Bruce Mellado, head of the Gauteng government’s Covid-19 medical advisory committee, told Business Day members acknowledged that tightening restrictions should be a last resort. “This is a complex balancing act between managing the pandemic and impacting people’s livelihoods.”

A decision was made to postpone making new recommendations for now.

“We have seen that the level 2 restrictions have not had [a] strong impact on the pandemic,” he said. “We will see what the impact of level 3 is at the end of this week.”

Despite having navigated the first and second waves relatively well, Gauteng has this time been left struggling with a shortage of beds and staff. The provincial administration said it had contracted 5,000 additional health-care workers and 1,100 more beds. With one of the government’s flagship public hospitals, Charlotte Maxeke, still closed after a fire in April, Chris Hani Baragwanath will take on 500 ICU beds.

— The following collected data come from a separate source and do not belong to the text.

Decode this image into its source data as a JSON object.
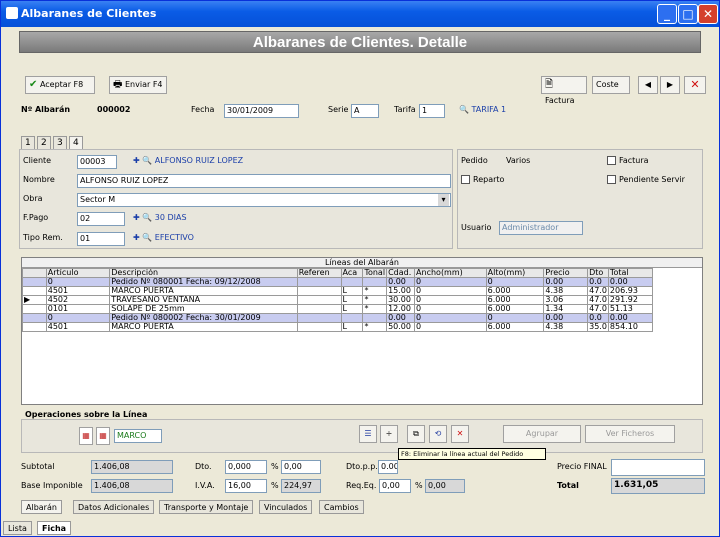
{
  "window": {
    "title": "Albaranes de Clientes"
  },
  "header": "Albaranes de Clientes. Detalle",
  "toolbar": {
    "aceptar": "Aceptar",
    "aceptar_key": "F8",
    "enviar": "Enviar",
    "enviar_key": "F4",
    "factura": "Factura",
    "coste": "Coste"
  },
  "doc": {
    "num_label": "Nº Albarán",
    "num": "000002",
    "fecha_label": "Fecha",
    "fecha": "30/01/2009",
    "serie_label": "Serie",
    "serie": "A",
    "tarifa_label": "Tarifa",
    "tarifa": "1",
    "tarifa_name": "TARIFA 1"
  },
  "tabs": [
    "1",
    "2",
    "3",
    "4"
  ],
  "client": {
    "cliente_label": "Cliente",
    "cliente_code": "00003",
    "cliente_name": "ALFONSO RUIZ LOPEZ",
    "nombre_label": "Nombre",
    "nombre": "ALFONSO RUIZ LOPEZ",
    "obra_label": "Obra",
    "obra": "Sector M",
    "fpago_label": "F.Pago",
    "fpago": "02",
    "fpago_name": "30 DIAS",
    "tiporem_label": "Tipo Rem.",
    "tiporem": "01",
    "tiporem_name": "EFECTIVO"
  },
  "right": {
    "pedido_label": "Pedido",
    "pedido": "Varios",
    "factura": "Factura",
    "reparto": "Reparto",
    "pendiente": "Pendiente Servir",
    "usuario_label": "Usuario",
    "usuario": "Administrador"
  },
  "grid": {
    "caption": "Líneas del Albarán",
    "headers": [
      "Artículo",
      "Descripción",
      "Referen",
      "Aca",
      "Tonal",
      "Cdad.",
      "Ancho(mm)",
      "Alto(mm)",
      "Precio",
      "Dto",
      "Total"
    ],
    "rows": [
      {
        "c": [
          "0",
          "Pedido Nº 080001 Fecha: 09/12/2008",
          "",
          "",
          "",
          "0.00",
          "0",
          "0",
          "0.00",
          "0.0",
          "0.00"
        ],
        "hl": true
      },
      {
        "c": [
          "4501",
          "MARCO PUERTA",
          "",
          "L",
          "*",
          "15.00",
          "0",
          "6.000",
          "4.38",
          "47.0",
          "206.93"
        ],
        "hl": false
      },
      {
        "c": [
          "4502",
          "TRAVESAÑO VENTANA",
          "",
          "L",
          "*",
          "30.00",
          "0",
          "6.000",
          "3.06",
          "47.0",
          "291.92"
        ],
        "hl": false
      },
      {
        "c": [
          "0101",
          "SOLAPE DE 25mm",
          "",
          "L",
          "*",
          "12.00",
          "0",
          "6.000",
          "1.34",
          "47.0",
          "51.13"
        ],
        "hl": false
      },
      {
        "c": [
          "0",
          "Pedido Nº 080002 Fecha: 30/01/2009",
          "",
          "",
          "",
          "0.00",
          "0",
          "0",
          "0.00",
          "0.0",
          "0.00"
        ],
        "hl": true
      },
      {
        "c": [
          "4501",
          "MARCO PUERTA",
          "",
          "L",
          "*",
          "50.00",
          "0",
          "6.000",
          "4.38",
          "35.0",
          "854.10"
        ],
        "hl": false
      }
    ]
  },
  "ops": {
    "title": "Operaciones sobre la Línea",
    "marco": "MARCO",
    "agrupar": "Agrupar",
    "ver_ficheros": "Ver Ficheros",
    "tooltip": "F8: Eliminar la línea actual del Pedido"
  },
  "totals": {
    "subtotal_label": "Subtotal",
    "subtotal": "1.406,08",
    "dto_label": "Dto.",
    "dto_pct": "0,000",
    "dto_val": "0,00",
    "dtopp_label": "Dto.p.p.",
    "dtopp": "0.000",
    "dtopp_val": "0,00",
    "base_label": "Base Imponible",
    "base": "1.406,08",
    "iva_label": "I.V.A.",
    "iva_pct": "16,00",
    "iva_val": "224,97",
    "req_label": "Req.Eq.",
    "req_pct": "0,00",
    "req_val": "0,00",
    "total_label": "Total",
    "total": "1.631,05",
    "precio_final_label": "Precio FINAL",
    "precio_final": ""
  },
  "bottom_tabs": [
    "Albarán",
    "Datos Adicionales",
    "Transporte y Montaje",
    "Vinculados",
    "Cambios"
  ],
  "view_tabs": [
    "Lista",
    "Ficha"
  ]
}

Makhura met with health-care experts and hospital bosses on Tuesday to ascertain what more could be done, with Gauteng struggling to cope with a rate for infections, hospitalisations and deaths that is double the national rate.

Insiders say the focus of Gauteng’s provincial command council was on how to manage a fresh surge in new infections, which health experts project will land in the first week of July. Business Day understands that there were still debates about whether to recommend stricter restrictions, with some members saying it was “better late than never”.

After shutting down the economy in 2020, pushing SA into its deepest economic slump in a century and sacrificing more than 1-million jobs, the government has sought to be more pragmatic with recent waves of the pandemic.

It is also struggling with a fiscal position that means it does not have resources to support businesses that are forced to shut or workers who lose their wages.